La procédure d’achat passait par une plateforme en ligne dédiée. Avec seulement 30 exemplaires numérotés, il ne fallait pas traîner : l’intégralité de la production a trouvé preneur en à peine deux semaines. Aujourd’hui, si vous en voulez une, il faudra surveiller les rares annonces et être prêt à dégainer très vite.

Quelles sont les performances moteur de la X 250th ?

Le V4 à 65° de 1 099 cm³ a été retravaillé pour sortir 240 chevaux à 13 750 tr/min. Associé à un poids à sec de 165 kg, on atteint un rapport poids/puissance digne des machines d’élite engagées en compétition.

Pour atteindre ce niveau, Aprilia a revu la compression, optimisé l’admission avec des trompettes spécifiques et installé un filtre Sprint Filter identique à ceux utilisés en MotoGP. Le tout est complété par une double ligne SC-Project en titane, qui offre un flux idéal et une sonorité de GP qui donne des frissons à chaque ouverture en grand.

La X 250th utilise-t-elle vraiment des freins carbone comme en MotoGP ?

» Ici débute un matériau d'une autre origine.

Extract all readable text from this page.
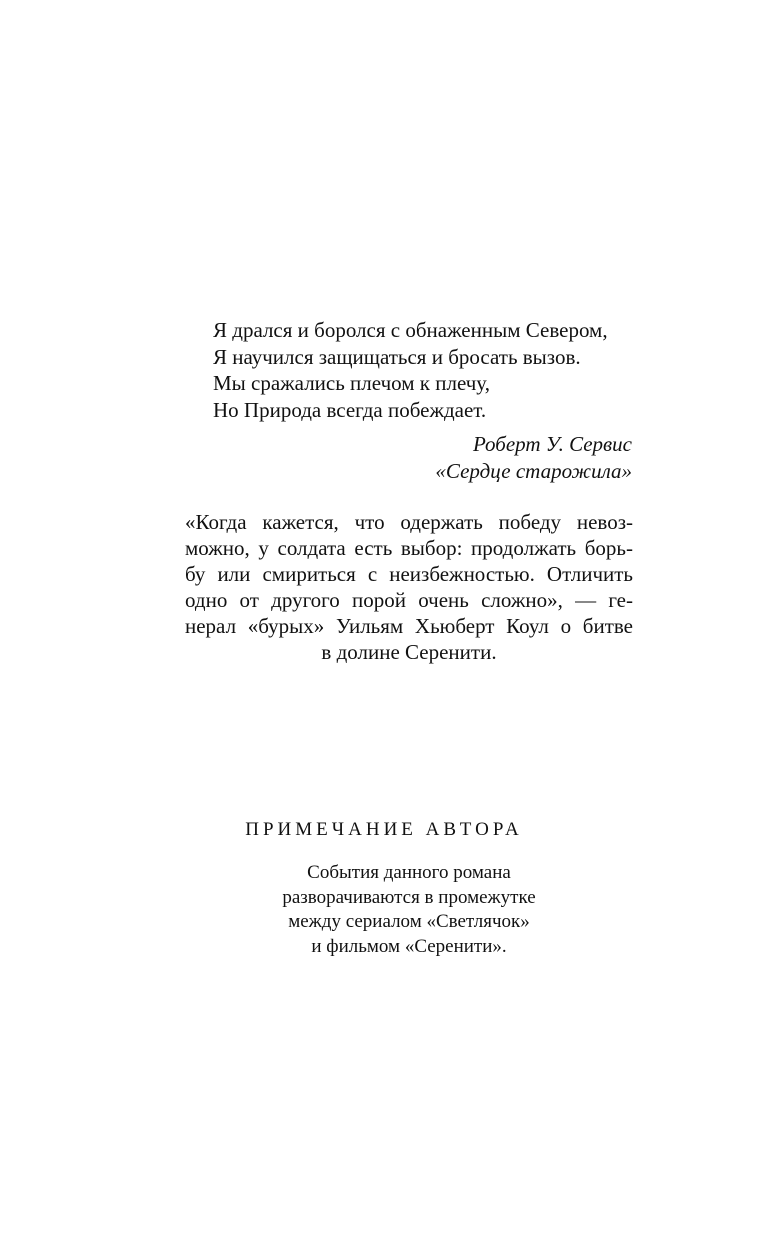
Я дрался и боролся с обнаженным Севером,
Я научился защищаться и бросать вызов.
Мы сражались плечом к плечу,
Но Природа всегда побеждает.
Роберт У. Сервис
«Сердце старожила»
«Когда кажется, что одержать победу невоз-
можно, у солдата есть выбор: продолжать борь-
бу или смириться с неизбежностью. Отличить
одно от другого порой очень сложно», — ге-
нерал «бурых» Уильям Хьюберт Коул о битве
в долине Серенити.
ПРИМЕЧАНИЕ АВТОРА
События данного романа
разворачиваются в промежутке
между сериалом «Светлячок»
и фильмом «Серенити».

Oui, et c’est même l’une des grandes premières de ce modèle. La X 250th est la première moto destinée à des clients à recevoir un système de freinage complet carbone-carbone, avec des disques Brembo de 340 mm comparables à ceux utilisés en Grand Prix.

Par rapport à des disques acier, le poids est quasiment divisé par deux. Cette réduction des masses en rotation diminue fortement l’inertie gyroscopique de la roue avant. Résultat : la moto se jette au point de corde avec une facilité impressionnante. En contrepartie, ces freins exigent d’être bien montés en température pour offrir tout leur potentiel de mordant et d’endurance.

Quelles solutions aérodynamiques équipe l’Aprilia X 250th ?

L’aéro de cette X 250th est issue des travaux menés sur la RS-GP de MotoGP. La moto arbore des ailerons latéraux et des appendices arrière qui génèrent une charge verticale très importante. À haute vitesse, la pression vers le sol est jusqu’à cinq fois supérieure à celle d’une RSV4 classique, ce qui se traduit par une stabilité et une motricité impressionnantes.

On retrouve également un élément aérodynamique sous le bras oscillant, souvent appelé « under wing », qui contribue à l’appui en courbe. L’ensemble du package permet de plaquer le pneu arrière au bitume et d’offrir un retour d’information hyper précis au pilote, pendant que l’électronique APX ajuste en temps réel traction control et autres assistances.

Quels équipements sont fournis avec la X 250th ?

Avec une machine aussi exclusive, Aprilia ne se contente pas de livrer une clé et un manuel. Chaque propriétaire reçoit un pack complet pensé pour une utilisation piste intensive. Cela comprend notamment un ordinateur portable Yashi configuré pour communiquer avec la centrale électronique et affiner tous les paramètres de fonctionnement.

Le kit inclut également un tapis de stand spécifique, une housse de protection adaptée, des béquilles de stand en matériaux haut de gamme et des couvertures chauffantes pour amener les slicks Pirelli à bonne température avant de sortir des stands. En clair, on reçoit une moto prête à enchaîner les sessions, avec tout l’environnement nécessaire pour en profiter comme une vraie machine de course.